Regardless of your role, however, we need people who get what we do. As a college minister, you have countless younger people you’re investing in. You may even have a couple of older people who invest in you. But you also need peer relationships with people who truly get college ministry. I love the people I work with on my church staff; yet, most of them don’t get the unique joys and struggles that come with working in college ministry. I have found few things more encouraging than simply sharing my struggles with someone who instantly understands because they have lived it.

If you don’t know where to find peers, start by calling the other college workers in your city or your state. Begin meeting periodically to pray for your city and for one another. Call each other with questions, or to express concerns or frustrations. Hold up each other’s arms.

Seek coaching.

No matter how long you’ve been doing college ministry, find a coach. I spent years thinking that a coach would be nice, but was not a priority. I began working with a coach three years ago, and I can’t believe I didn’t prioritize it sooner. Coaching has helped me identify blind spots in my leadership and has been a constant source of encouragement for me during difficult seasons of ministry.

Seek networks.

If you’re a campus-based minister, there’s a good chance you’re already a part of a network. If not, find one, and lean into it! 

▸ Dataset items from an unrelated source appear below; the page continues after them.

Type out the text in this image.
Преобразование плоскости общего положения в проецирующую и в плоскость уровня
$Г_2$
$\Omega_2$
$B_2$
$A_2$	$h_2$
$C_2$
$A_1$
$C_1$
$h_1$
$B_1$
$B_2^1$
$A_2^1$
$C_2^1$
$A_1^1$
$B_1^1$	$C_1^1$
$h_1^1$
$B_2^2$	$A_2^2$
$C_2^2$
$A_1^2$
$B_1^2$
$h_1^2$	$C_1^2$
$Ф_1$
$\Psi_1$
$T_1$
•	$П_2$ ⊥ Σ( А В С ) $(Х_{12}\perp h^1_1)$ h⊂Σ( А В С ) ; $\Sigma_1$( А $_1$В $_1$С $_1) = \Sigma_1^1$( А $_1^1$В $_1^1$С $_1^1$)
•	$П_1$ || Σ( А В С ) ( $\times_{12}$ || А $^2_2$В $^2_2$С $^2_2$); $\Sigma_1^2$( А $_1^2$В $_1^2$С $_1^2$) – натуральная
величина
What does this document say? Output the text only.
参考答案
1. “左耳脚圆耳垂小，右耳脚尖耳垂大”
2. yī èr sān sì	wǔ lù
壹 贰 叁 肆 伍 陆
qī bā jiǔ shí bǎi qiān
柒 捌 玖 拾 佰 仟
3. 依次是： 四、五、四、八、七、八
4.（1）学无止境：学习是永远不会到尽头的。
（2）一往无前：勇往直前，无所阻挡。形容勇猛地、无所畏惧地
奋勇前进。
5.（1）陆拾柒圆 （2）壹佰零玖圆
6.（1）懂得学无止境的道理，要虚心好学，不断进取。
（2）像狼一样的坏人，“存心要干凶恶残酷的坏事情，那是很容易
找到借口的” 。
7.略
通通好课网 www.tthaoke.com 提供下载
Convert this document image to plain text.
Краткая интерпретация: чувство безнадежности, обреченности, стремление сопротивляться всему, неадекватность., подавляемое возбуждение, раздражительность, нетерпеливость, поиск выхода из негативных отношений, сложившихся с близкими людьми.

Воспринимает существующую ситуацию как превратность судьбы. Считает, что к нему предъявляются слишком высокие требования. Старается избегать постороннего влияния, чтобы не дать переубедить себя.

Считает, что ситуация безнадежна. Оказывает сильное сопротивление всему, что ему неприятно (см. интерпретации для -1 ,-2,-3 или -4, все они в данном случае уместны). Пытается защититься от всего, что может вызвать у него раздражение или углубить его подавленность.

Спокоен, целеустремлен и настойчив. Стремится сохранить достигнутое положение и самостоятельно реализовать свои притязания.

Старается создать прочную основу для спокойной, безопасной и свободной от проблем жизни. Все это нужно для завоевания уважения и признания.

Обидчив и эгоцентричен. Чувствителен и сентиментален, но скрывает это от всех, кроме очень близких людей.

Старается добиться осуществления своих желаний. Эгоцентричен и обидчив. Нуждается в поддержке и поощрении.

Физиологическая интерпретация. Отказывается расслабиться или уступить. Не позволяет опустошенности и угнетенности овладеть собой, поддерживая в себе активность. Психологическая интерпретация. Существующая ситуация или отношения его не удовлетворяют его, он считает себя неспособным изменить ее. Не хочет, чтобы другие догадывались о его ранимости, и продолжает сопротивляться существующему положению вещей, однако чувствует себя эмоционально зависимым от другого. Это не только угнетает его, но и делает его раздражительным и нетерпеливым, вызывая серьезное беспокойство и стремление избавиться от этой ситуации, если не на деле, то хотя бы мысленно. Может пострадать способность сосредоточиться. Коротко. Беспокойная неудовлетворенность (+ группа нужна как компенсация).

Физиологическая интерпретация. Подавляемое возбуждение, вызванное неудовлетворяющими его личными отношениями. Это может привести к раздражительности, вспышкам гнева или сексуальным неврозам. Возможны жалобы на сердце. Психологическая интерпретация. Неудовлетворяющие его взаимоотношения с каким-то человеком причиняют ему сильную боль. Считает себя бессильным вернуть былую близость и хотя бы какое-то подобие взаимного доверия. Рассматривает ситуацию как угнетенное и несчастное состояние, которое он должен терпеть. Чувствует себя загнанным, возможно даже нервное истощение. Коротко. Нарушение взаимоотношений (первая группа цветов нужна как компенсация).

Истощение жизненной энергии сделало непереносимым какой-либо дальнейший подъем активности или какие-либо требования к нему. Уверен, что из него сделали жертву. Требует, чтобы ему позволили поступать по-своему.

If you’re a church-based minister, however, you probably don’t have a network. I want to challenge you to take the time to find one and invest in it. I’ve connected with a few different networks that exist to encourage and equip church-based college ministers. Each time I spend time with these networks, I leave encouraged and challenged to take a step to improve my ministry. Two great places to check out are College Metro and Texas Roundup. These are annual conferences that work to network local churches engaging college campuses with the Gospel.

Develop a leadership team.

If you don’t have a leadership team, you’re missing one of the biggest encouragements in ministry. My favorite part of college ministry is investing in college students who believe in the mission of engaging campuses with the Gospel. Let them grow into the kind of men and women who can stand next to you and hold up your arms when you grow weary.

When you can’t find community, build it!

My final encouragement is this: if you can’t find a community, start building one! Call ministers at churches or in other ministries in your city, and begin by praying together. Praying together on mission will foster community quicker than any other action you could take. 

If you’re struggling to keep your arms up and have recognized you don’t have community, get out there and build some! You are not called to win the battle alone. I’m praying that God will surround you with meaningful community.